The Assemble Head in Sunburst Sound: Ekranoplan

The Assemble Head in Sunburst Sound
Ekranoplan
Tee Pee
2007-03-27

Now, I wasn’t born in time to have caught the ’60s the first time around, so I didn’t get to wander San Francisco at the height of the psychedelic music scene. I didn’t get to hang out at Haight Ashbury or catch a show at the Fillmore Auditorium during its hey day, when bands like Jefferson Airplane and the Grateful Dead would regularly grace the stage. I’ll never know exactly what those experience were like. But if I had to guess, I’d say it was a lot like listening to the Assemble Head in Sunburst Sound.

The Californian trio — composed of Jefferson Marshall, Charlie Saufley and a fellow who likes to call himself Sunburst 3 — proudly display their influences on Ekranoplan. The group’s second record, but first to be widely distributed, the album is filled from start to finish with San Francisco-styled psychedelic jam rock. It’s thickly layered music, with wildly riffing guitars and rumbling drums matched step for step by the bass, with the occasional droning keyboard added to the mix, or a distant classic rock vocal calling out above it all. It’s the kind of music that asks you to just sit back and let it all wash over you. It’s not trying to push the envelope or change the world, it’s just trying to rock. And for the most part, it does.

That’s particularly true of tracks like “Mosquito Lantern” and “Occult Roots” which try for more than just a faithful recreation of the ’60s sound. These songs feature a more aggressive edge to the Assemble Head’s music not shared by most flower power-era jam bands — something a little more Black Sabbath or the MC5, and a little less the non-threatening vibe of a band like the Grateful Dead. As easy as it to picture the band on stage at the Fillmore, it’s not that hard to think of them at a sold-out stadium show in 1970s Detroit, playing the roll of rock gods to T-shirt-wearing stoner kids who listen to the album in their parents’ basement. As much as this is music for people who like to use the word “groovy”, it could equally appeal to those who prefer terms like “shred” and who spell the word “rock” with an “a” and a “w”.

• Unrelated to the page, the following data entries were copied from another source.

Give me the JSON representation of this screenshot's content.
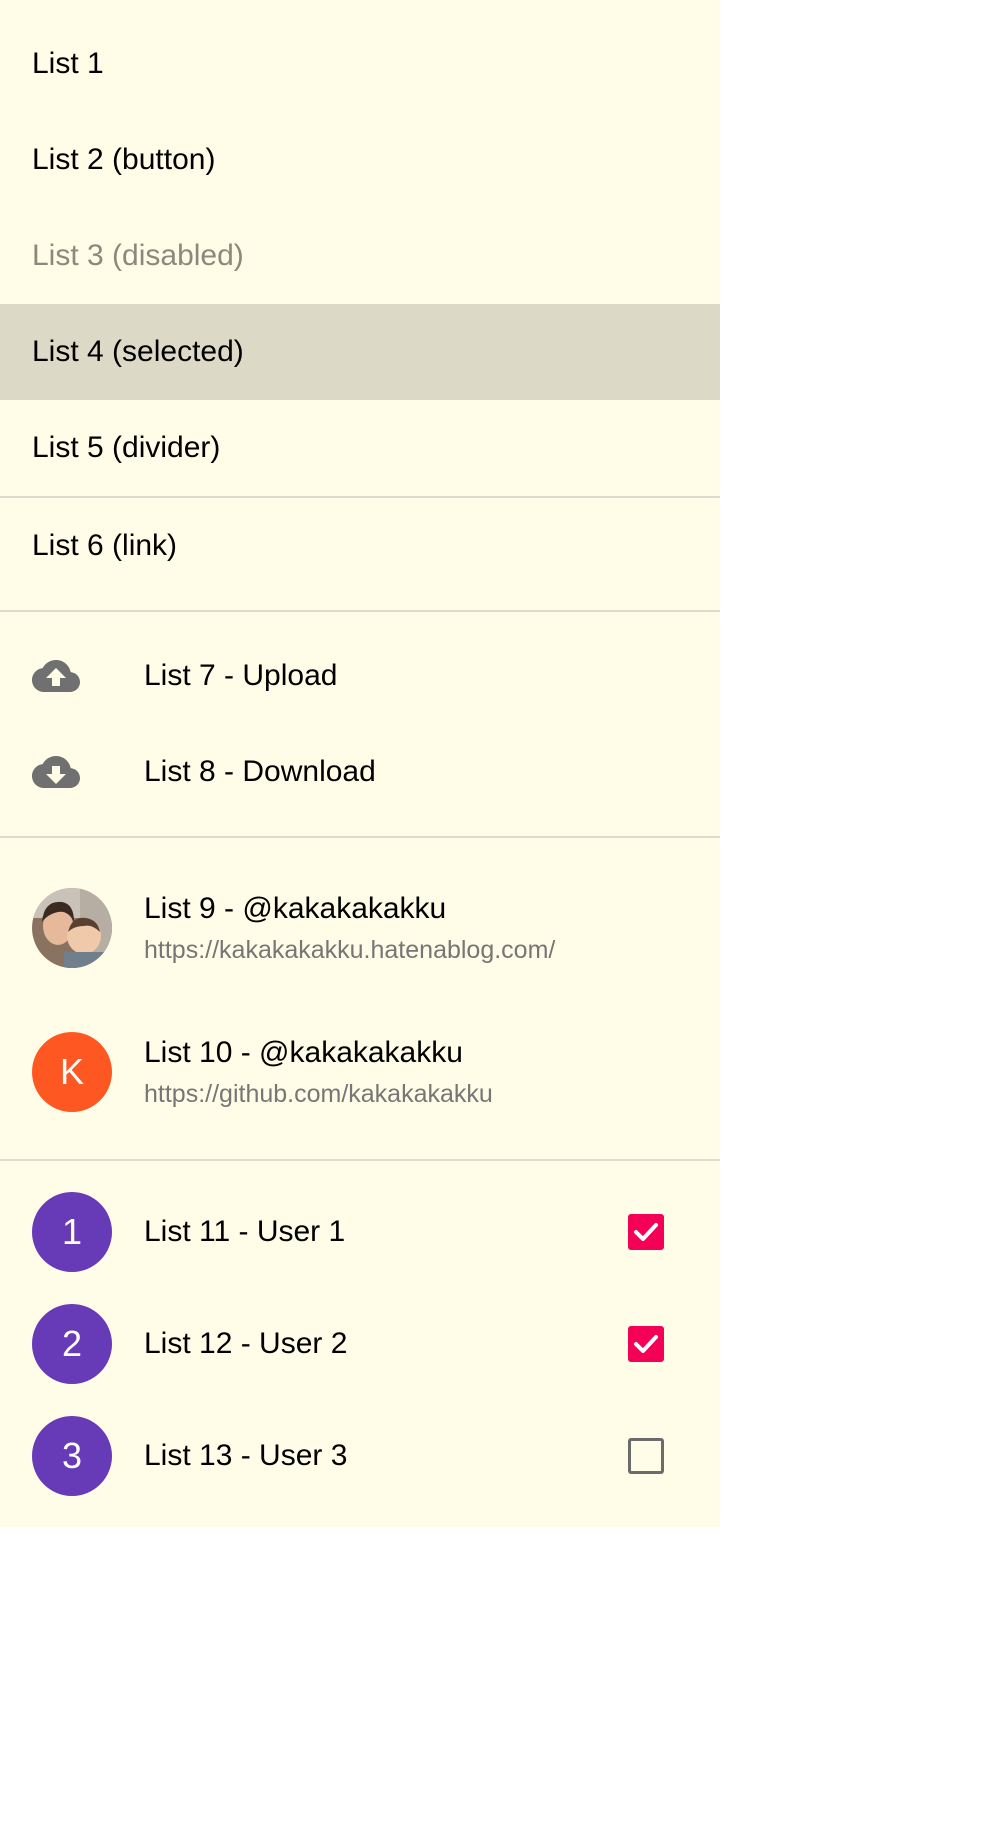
{
  "list": {
    "item1": "List 1",
    "item2": "List 2 (button)",
    "item3": "List 3 (disabled)",
    "item4": "List 4 (selected)",
    "item5": "List 5 (divider)",
    "item6": "List 6 (link)",
    "item7": "List 7 - Upload",
    "item8": "List 8 - Download",
    "item9": {
      "primary": "List 9 - @kakakakakku",
      "secondary": "https://kakakakakku.hatenablog.com/"
    },
    "item10": {
      "primary": "List 10 - @kakakakakku",
      "secondary": "https://github.com/kakakakakku",
      "avatar": "K",
      "avatar_color": "#ff5722"
    },
    "users": [
      {
        "label": "List 11 - User 1",
        "avatar": "1",
        "checked": true
      },
      {
        "label": "List 12 - User 2",
        "avatar": "2",
        "checked": true
      },
      {
        "label": "List 13 - User 3",
        "avatar": "3",
        "checked": false
      }
    ]
  },
  "icons": {
    "upload": "cloud-upload-icon",
    "download": "cloud-download-icon"
  },
  "colors": {
    "panel_background": "#fffde7",
    "selected_background": "#dcd9c6",
    "user_avatar": "#673ab7",
    "checkbox_checked": "#f50057",
    "icon_color": "#707070"
  }
}
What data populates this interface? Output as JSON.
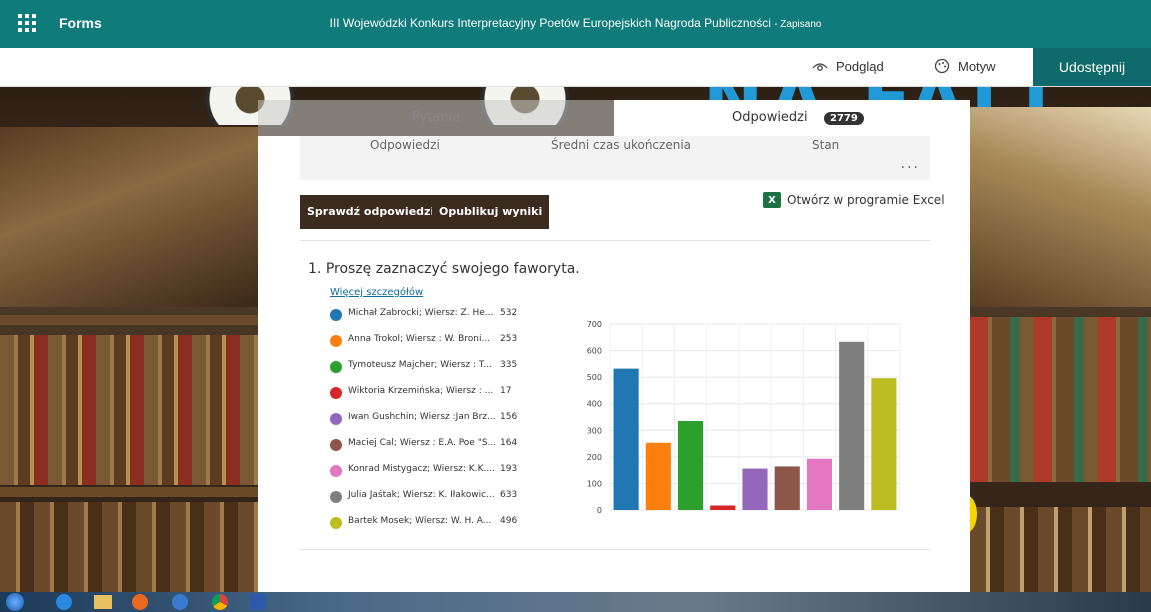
{
  "appbar": {
    "app_name": "Forms",
    "title": "III Wojewódzki Konkurs Interpretacyjny Poetów Europejskich Nagroda Publiczności",
    "saved_status": "- Zapisano"
  },
  "commandbar": {
    "preview": "Podgląd",
    "theme": "Motyw",
    "share": "Udostępnij"
  },
  "tabs": {
    "questions": "Pytania",
    "responses": "Odpowiedzi",
    "responses_count": "2779"
  },
  "stats": {
    "responses": "Odpowiedzi",
    "avg_time": "Średni czas ukończenia",
    "status": "Stan",
    "more": "..."
  },
  "actions": {
    "check": "Sprawdź odpowiedzi",
    "publish": "Opublikuj wyniki",
    "excel": "Otwórz w programie Excel",
    "excel_icon": "X"
  },
  "question": {
    "number": "1.",
    "text": "Proszę zaznaczyć swojego faworyta.",
    "more_details": "Więcej szczegółów",
    "options": [
      {
        "label": "Michał Zabrocki; Wiersz: Z. He...",
        "count": "532",
        "color": "#1f77b4"
      },
      {
        "label": "Anna Trokol; Wiersz : W. Broni...",
        "count": "253",
        "color": "#ff7f0e"
      },
      {
        "label": "Tymoteusz Majcher; Wiersz : T...",
        "count": "335",
        "color": "#2ca02c"
      },
      {
        "label": "Wiktoria Krzemińska; Wiersz : ...",
        "count": "17",
        "color": "#d62728"
      },
      {
        "label": "Iwan Gushchin; Wiersz :Jan Brz...",
        "count": "156",
        "color": "#9467bd"
      },
      {
        "label": "Maciej Cal; Wiersz : E.A. Poe \"S...",
        "count": "164",
        "color": "#8c564b"
      },
      {
        "label": "Konrad Mistygacz; Wiersz: K.K....",
        "count": "193",
        "color": "#e377c2"
      },
      {
        "label": "Julia Jaśtak; Wiersz: K. Iłakowic...",
        "count": "633",
        "color": "#7f7f7f"
      },
      {
        "label": "Bartek Mosek; Wiersz: W. H. A...",
        "count": "496",
        "color": "#bcbd22"
      }
    ]
  },
  "chart_data": {
    "type": "bar",
    "values": [
      532,
      253,
      335,
      17,
      156,
      164,
      193,
      633,
      496
    ],
    "colors": [
      "#1f77b4",
      "#ff7f0e",
      "#2ca02c",
      "#d62728",
      "#9467bd",
      "#8c564b",
      "#e377c2",
      "#7f7f7f",
      "#bcbd22"
    ],
    "ylim": [
      0,
      700
    ],
    "yticks": [
      "0",
      "100",
      "200",
      "300",
      "400",
      "500",
      "600",
      "700"
    ],
    "grid": true
  },
  "background": {
    "banner_text": "NA FALI"
  }
}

The common link between the two is drugs. And when it comes to the Assemble Head, it’s for good reason — one gets the distinct impression that Ekranoplan is meant to be a drug-friendly album. (There are signs: if the psychedelic band name or the trippy sweep of the music itself doesn’t convince you, then there’s the design of the album cover, featuring disembodied heads with lasers coming out of their eyes hanging in the air above a futuristic city, with a boiling volcano in the background, the face of a devil appearing in the clouds overhead, and a bigfoot-infested forest filled with snakes in the foreground.) And to be honest, listening to it on drugs might not be such a bad idea (don’t do drugs). Otherwise, the music can seem to drag on a little. Like any jam band, the Assemble Head’s central flaw is that they don’t always know when to stop, letting an uninteresting piece of song go on too long. While they do limit the longest track to just over six minutes (and most are under four), nearly half of the record’s nine tracks are instrumentals, and even the songs that do have vocals tend to also have long stretches of nothing but music (in “Occult Roots”, for instance, it takes more than two minutes for the vocals to first appear in a four minute song). It might not strike fans of the genre as a drawback, but it does limit the record’s appeal — those who find themselves drawn to music by the melody and lyrics will have a harder time falling in love with the band.

Something tells me, though, that the Assemble Head in Sunburst Sound won’t mind that too much. With an album that doesn’t try to hide its influences or reach beyond them, this is a group that doesn’t seem overly concerned with what the reaction to their music will be. These boys play straightforward rock and roll for the fun of it. This isn’t music to be analyzed or scrutinized or listened to too closely. It just is what is — and sometimes that’s good enough.